Building on its strategy of taking .NET open-source and cross-platform, Microsoft this week improved the platform by delivering .NET Core Release Candidate 2, which features several enhancements over the previous release. Microsoft also released ASP.NET Core RC2.
Developers can use .NET Core RC2 to build ASP.NET Core, console apps and class libraries for Windows, Mac OS X and Linux.
"RC2 is a major update from the November RC1 release, including new APIs, performance and reliability improvements and a new set of tools," said Rich Lander, a Microsoft program manager, in a blog post on the new release.
.NET Core RC2 can be used with a variety of editors and integrated development environments, including Visual Studio 2015 Update 2, Visual Studio Code with the C# extension and soon on OmniSharp-enabled editors.
"We made major changes to the .NET Core SDK, formerly called DNX, since RC1," Lander said. "These changes were fairly significant, and we plan to make additional changes before the final release of the SDK. As a result, we opted to call the SDK a preview release."
Developers can install .NET Core SDK 1.0 Preview now—including .NET Core RC2, on Windows, OS X and Linux. They also can use it with Docker.
"When Microsoft open sourced the .NET Framework in 2014 and released runtimes for Linux in November last year, we knew interesting things were going to happen," said Mano Marks, director of developer relations at Docker, in a blog post. "Microsoft announced the second Release Candidate for .NET Core CLR. To celebrate, we took a look at using .NET Core with Docker and also released the new version of Visual Studio Tools for Docker.
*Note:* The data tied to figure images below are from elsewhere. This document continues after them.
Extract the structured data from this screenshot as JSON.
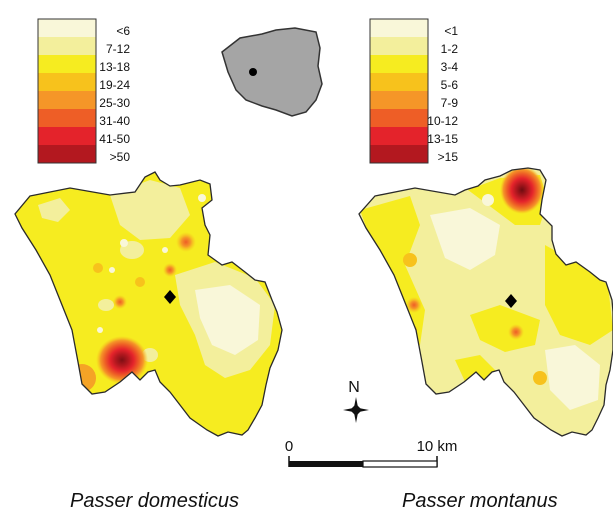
{
  "legends": [
    {
      "species": "Passer domesticus",
      "classes": [
        {
          "label": "<6",
          "color": "#f9f7d9"
        },
        {
          "label": "7-12",
          "color": "#f3ef9c"
        },
        {
          "label": "13-18",
          "color": "#f6ec20"
        },
        {
          "label": "19-24",
          "color": "#f7c21c"
        },
        {
          "label": "25-30",
          "color": "#f59628"
        },
        {
          "label": "31-40",
          "color": "#ee5e26"
        },
        {
          "label": "41-50",
          "color": "#e4232b"
        },
        {
          "label": ">50",
          "color": "#b3181f"
        }
      ]
    },
    {
      "species": "Passer montanus",
      "classes": [
        {
          "label": "<1",
          "color": "#f9f7d9"
        },
        {
          "label": "1-2",
          "color": "#f3ef9c"
        },
        {
          "label": "3-4",
          "color": "#f6ec20"
        },
        {
          "label": "5-6",
          "color": "#f7c21c"
        },
        {
          "label": "7-9",
          "color": "#f59628"
        },
        {
          "label": "10-12",
          "color": "#ee5e26"
        },
        {
          "label": "13-15",
          "color": "#e4232b"
        },
        {
          "label": ">15",
          "color": "#b3181f"
        }
      ]
    }
  ],
  "north_label": "N",
  "scale_bar": {
    "start_label": "0",
    "end_label": "10 km"
  },
  "species_labels": {
    "left": "Passer domesticus",
    "right": "Passer montanus"
  },
  "icons": [
    "north-arrow-icon",
    "city-centre-diamond-icon",
    "location-dot-icon"
  ]
}
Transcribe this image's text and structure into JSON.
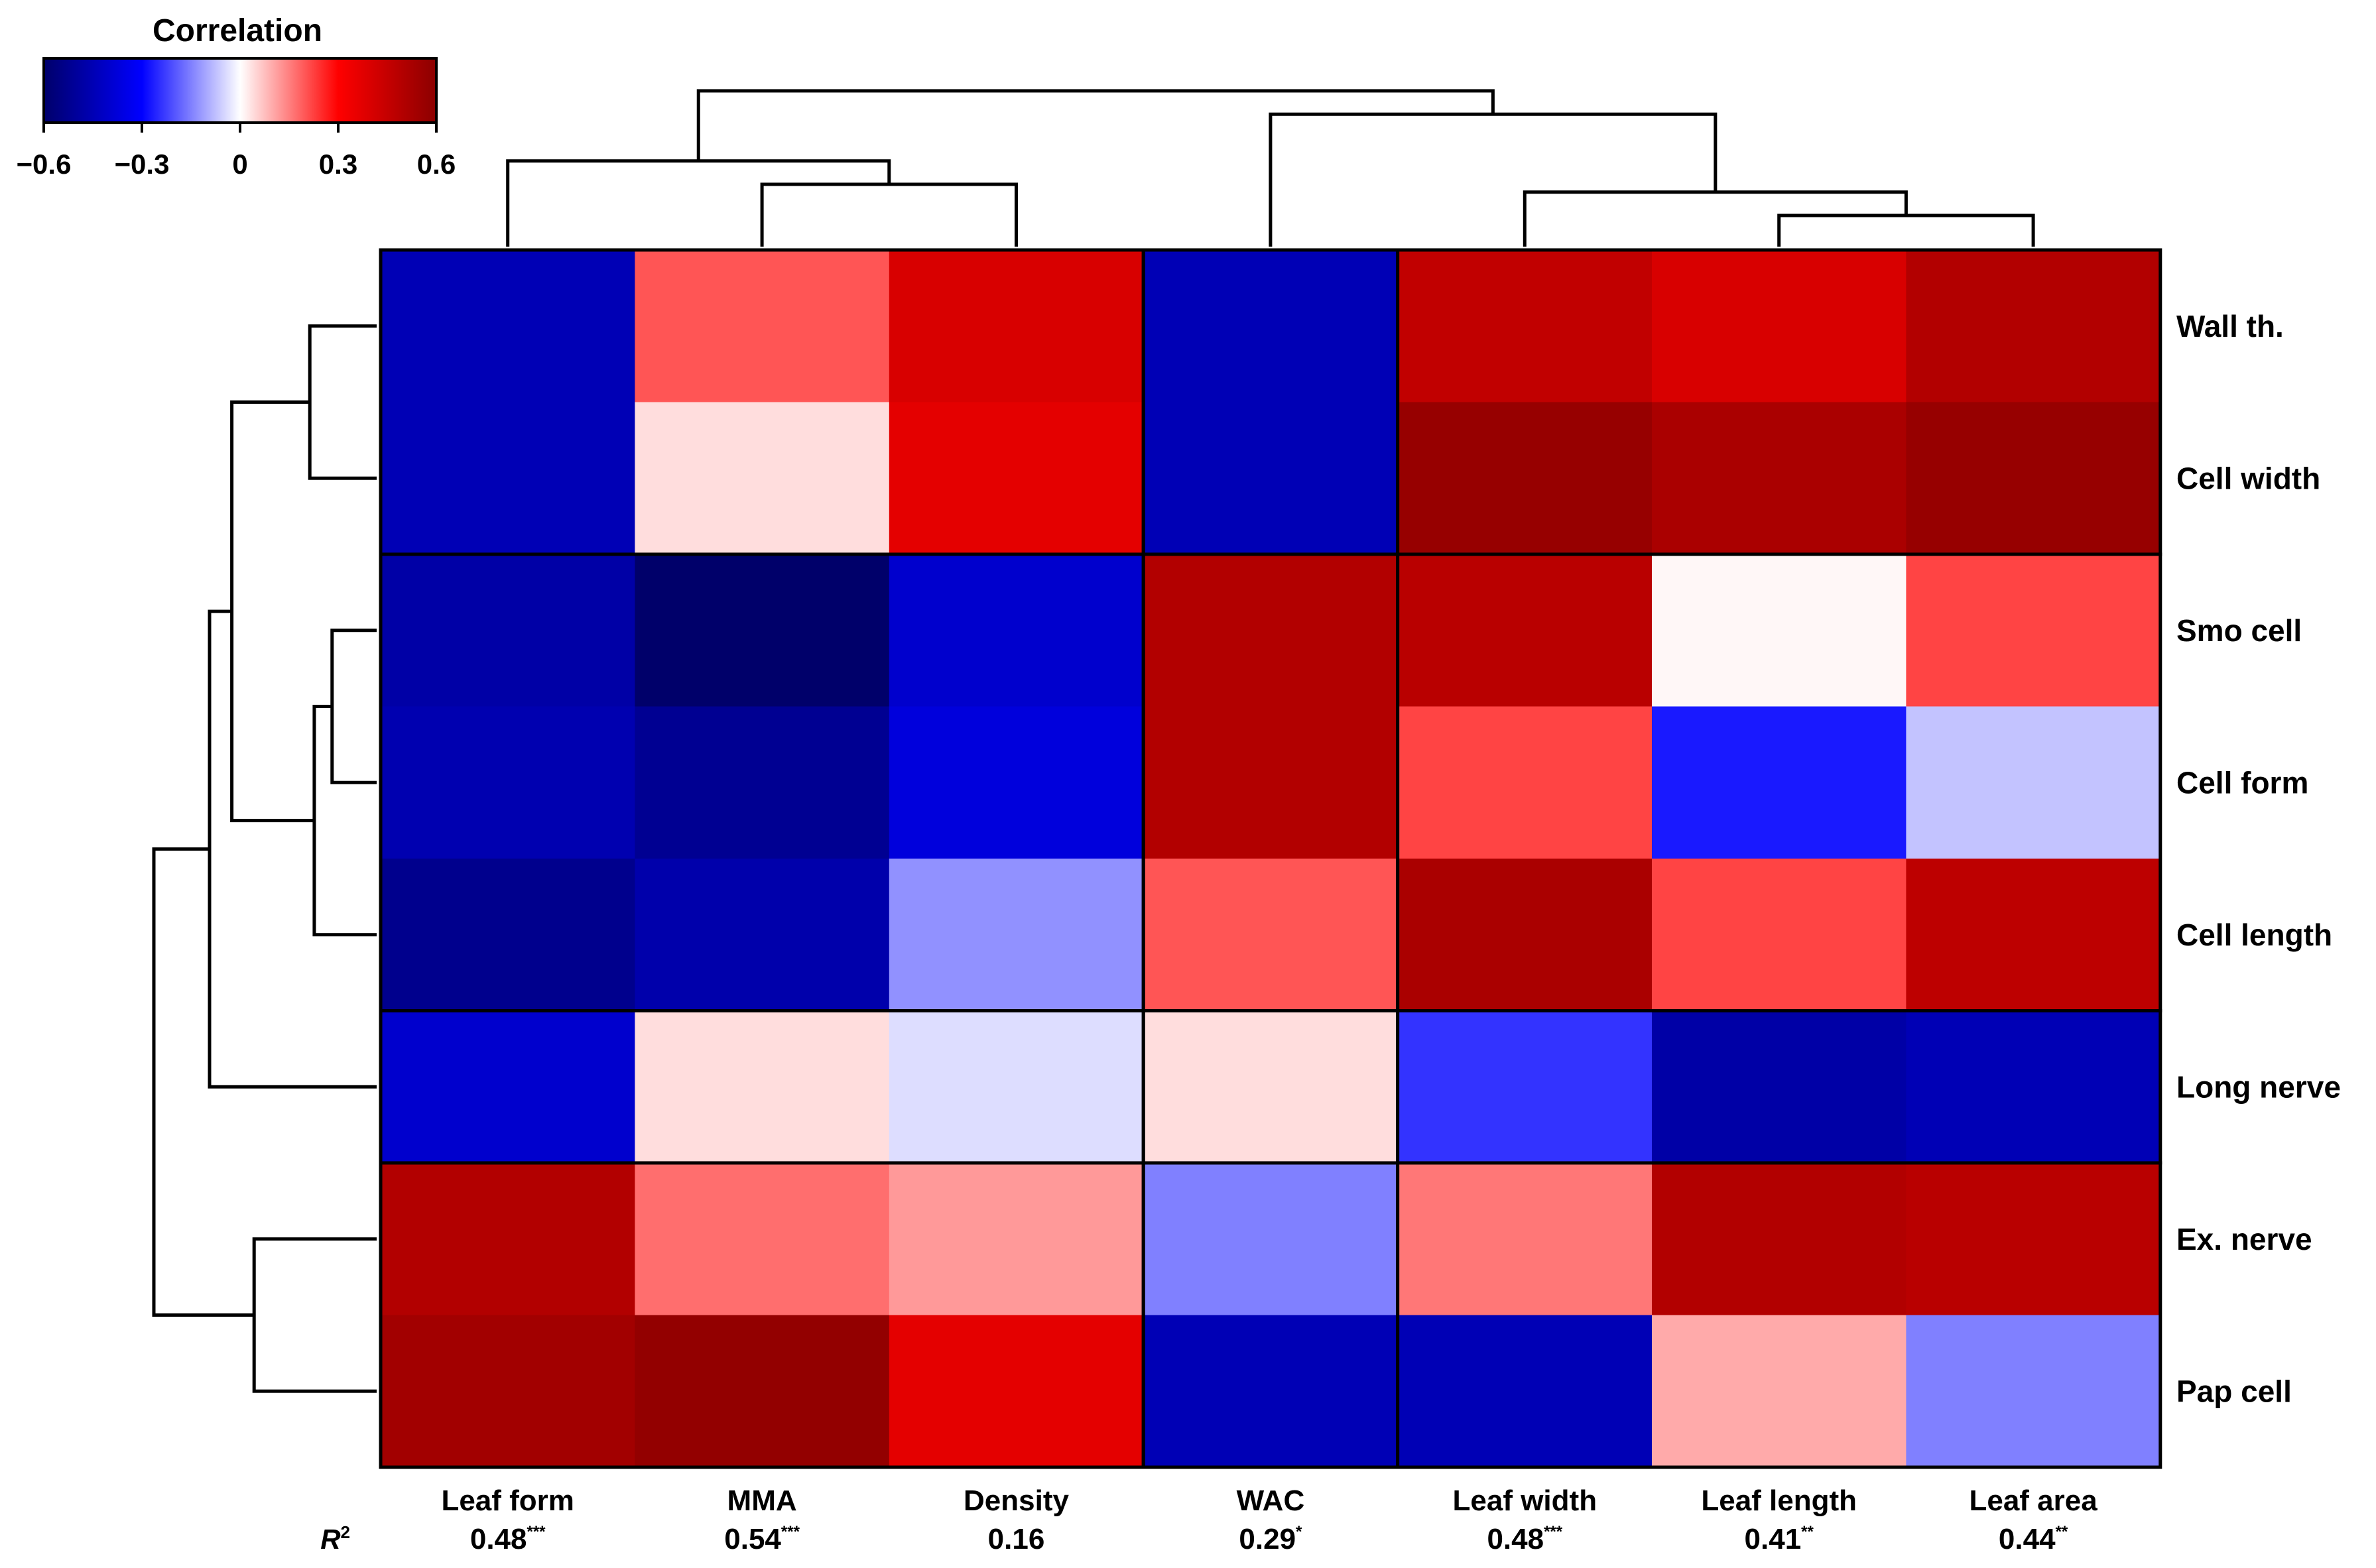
{
  "chart_data": {
    "type": "heatmap",
    "title": "",
    "legend": {
      "title": "Correlation",
      "ticks": [
        "−0.6",
        "−0.3",
        "0",
        "0.3",
        "0.6"
      ],
      "range": [
        -0.6,
        0.6
      ],
      "colors": {
        "low": "#00006a",
        "mid_low": "#0000ff",
        "zero": "#ffffff",
        "mid_high": "#ff0000",
        "high": "#8b0000"
      },
      "placement": "top-left"
    },
    "columns": [
      {
        "name": "Leaf form",
        "r2": "0.48",
        "sig": "***"
      },
      {
        "name": "MMA",
        "r2": "0.54",
        "sig": "***"
      },
      {
        "name": "Density",
        "r2": "0.16",
        "sig": ""
      },
      {
        "name": "WAC",
        "r2": "0.29",
        "sig": "*"
      },
      {
        "name": "Leaf width",
        "r2": "0.48",
        "sig": "***"
      },
      {
        "name": "Leaf length",
        "r2": "0.41",
        "sig": "**"
      },
      {
        "name": "Leaf area",
        "r2": "0.44",
        "sig": "**"
      }
    ],
    "r2_label": "R",
    "r2_superscript": "2",
    "rows": [
      "Wall th.",
      "Cell width",
      "Smo cell",
      "Cell form",
      "Cell length",
      "Long nerve",
      "Ex. nerve",
      "Pap cell"
    ],
    "values": [
      [
        -0.45,
        0.2,
        0.4,
        -0.45,
        0.46,
        0.4,
        0.5
      ],
      [
        -0.45,
        0.04,
        0.37,
        -0.45,
        0.57,
        0.52,
        0.57
      ],
      [
        -0.48,
        -0.6,
        -0.4,
        0.5,
        0.48,
        0.01,
        0.22
      ],
      [
        -0.46,
        -0.52,
        -0.37,
        0.5,
        0.22,
        -0.27,
        -0.07
      ],
      [
        -0.53,
        -0.47,
        -0.13,
        0.2,
        0.52,
        0.22,
        0.47
      ],
      [
        -0.4,
        0.04,
        -0.04,
        0.04,
        -0.24,
        -0.48,
        -0.45
      ],
      [
        0.5,
        0.17,
        0.12,
        -0.15,
        0.16,
        0.5,
        0.48
      ],
      [
        0.54,
        0.58,
        0.37,
        -0.45,
        -0.45,
        0.1,
        -0.15
      ]
    ],
    "row_groups": [
      [
        0,
        1
      ],
      [
        2,
        4
      ],
      [
        5,
        5
      ],
      [
        6,
        7
      ]
    ],
    "col_groups": [
      [
        0,
        2
      ],
      [
        3,
        3
      ],
      [
        4,
        6
      ]
    ],
    "col_dendrogram": {
      "leaf_order": [
        0,
        1,
        2,
        3,
        4,
        5,
        6
      ],
      "merges": [
        {
          "a": "5",
          "b": "6",
          "h": 0.2
        },
        {
          "a": "1",
          "b": "2",
          "h": 0.4
        },
        {
          "a": "4",
          "m": "5-6",
          "h": 0.35
        },
        {
          "a": "0",
          "m": "1-2",
          "h": 0.55
        },
        {
          "a": "3",
          "m": "4-6",
          "h": 0.85
        },
        {
          "m1": "0-2",
          "m2": "3-6",
          "h": 1.0
        }
      ]
    },
    "row_dendrogram": {
      "merges": [
        {
          "a": "2",
          "b": "3",
          "h": 0.2
        },
        {
          "a": "0",
          "b": "1",
          "h": 0.3
        },
        {
          "a": "4",
          "m": "2-3",
          "h": 0.28
        },
        {
          "a": "6",
          "b": "7",
          "h": 0.55
        },
        {
          "m1": "0-1",
          "m2": "2-4",
          "h": 0.65
        },
        {
          "a": "5",
          "m": "0-4",
          "h": 0.75
        },
        {
          "m1": "0-5",
          "m2": "6-7",
          "h": 1.0
        }
      ]
    }
  }
}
Turns out Microsoft is doing some interesting stuff."
Marks said Visual Studio Tools for Docker allows you to easily add Docker support for a project you're working on in Visual Studio.
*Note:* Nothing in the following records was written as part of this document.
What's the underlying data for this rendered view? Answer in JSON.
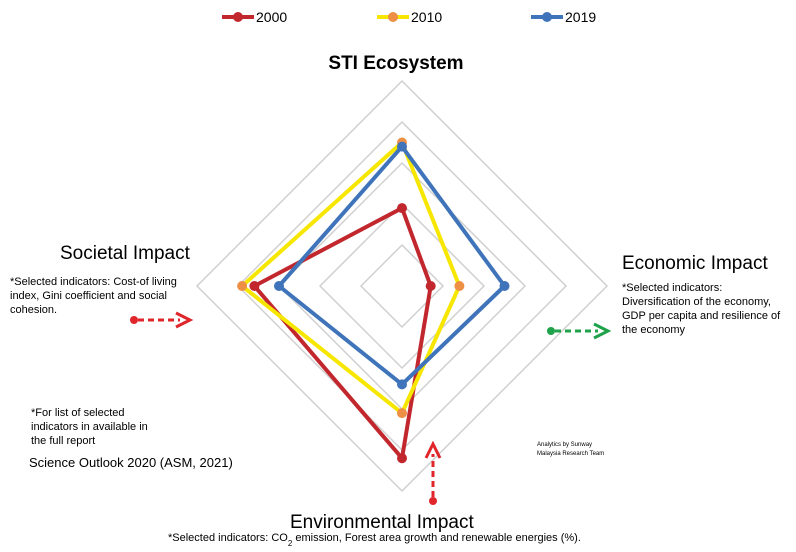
{
  "chart_data": {
    "type": "radar",
    "title": "STI Ecosystem",
    "axes": [
      "STI Ecosystem",
      "Economic Impact",
      "Environmental Impact",
      "Societal Impact"
    ],
    "rmax": 5,
    "grid_levels": 5,
    "series": [
      {
        "name": "2000",
        "color": "#c1272d",
        "values": [
          1.9,
          0.7,
          4.2,
          3.6
        ]
      },
      {
        "name": "2010",
        "color": "#f7e600",
        "marker_color": "#ed8f44",
        "values": [
          3.5,
          1.4,
          3.1,
          3.9
        ]
      },
      {
        "name": "2019",
        "color": "#3f74ba",
        "values": [
          3.4,
          2.5,
          2.4,
          3.0
        ]
      }
    ],
    "legend_position": "top-center"
  },
  "labels": {
    "societal": "Societal Impact",
    "economic": "Economic Impact",
    "environmental": "Environmental Impact"
  },
  "notes": {
    "societal": [
      "*Selected indicators: Cost-of living",
      "index, Gini coefficient and social",
      "cohesion."
    ],
    "economic": [
      "*Selected indicators:",
      "Diversification of the economy,",
      "GDP per capita and resilience of",
      "the economy"
    ],
    "environmental_prefix": "*Selected indicators: CO",
    "environmental_sub": "2",
    "environmental_suffix": " emission, Forest area growth and renewable energies (%).",
    "list": [
      "*For list of selected",
      "indicators in available in",
      "the full report"
    ],
    "source": "Science Outlook 2020 (ASM, 2021)",
    "credit": [
      "Analytics by Sunway",
      "Malaysia Research Team"
    ]
  },
  "colors": {
    "arrow_red": "#e0262b",
    "arrow_green": "#1ea24a",
    "grid": "#d0d0d0"
  }
}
"This allows you to CTRL-F5 to run your Docker app directly in Visual Studio," he said. "What the new version offers that's pretty awesome is breakpoint debugging. That's right, you get breakpoint debugging from Visual Studio with your code running in a container."
Both .NET Core and ASP.NET Core have improved significantly since RC1, with improved performance and reliability. .NET Core RC2 is a "Go Live" release, which means you can use it in production and Microsoft will provide support.
.NET Core is supported on Windows, OS X and Linux, including Red Hat Enterprise Linux 7.2, Centos 7.1, Debian 8.2 and above, Ubuntu 14.04, Linux Mint 17 and above, OS X 10.11, Windows 7 and above, Windows Server 2012 R2 and above, and Windows Nano Server TP5.
Microsoft added more than 1,000 new APIs in .NET Core RC2, Lander said. The company also made major improvements to the just-in-time (JIT) compiler, including upgraded garbage collection, a new .NET Standard Library and new telemetry tools to collect usage information about the .NET Core Tools.
The new ASP.NET release features the rebranding of ASP.NET 5 to ASP.NET Core, said Jeff Fritz, program manager for the .NET Developer Outreach Team, in a blog post. "This renaming was made in order to clarify that this is a new framework built from the ground up and not a revision of the existing ASP.NET frameworks."
A key change that occurred between RC1 and RC2 is the introduction of the .NET command-line interface, he said.
Microsoft also announced updated Web development tools. The ASP.NET Core Tooling Preview release supports the .NET Core RC2 and ASP.NET Core RC2 releases.
"With this release, we're splitting the delivery of the Visual Studio tools from the ASP.NET Core and .NET Core runtime and libraries," Fritz said. "Those frameworks are almost ready for RTM, and we are working on delivering the advanced capabilities for building and managing applications built with these new tools."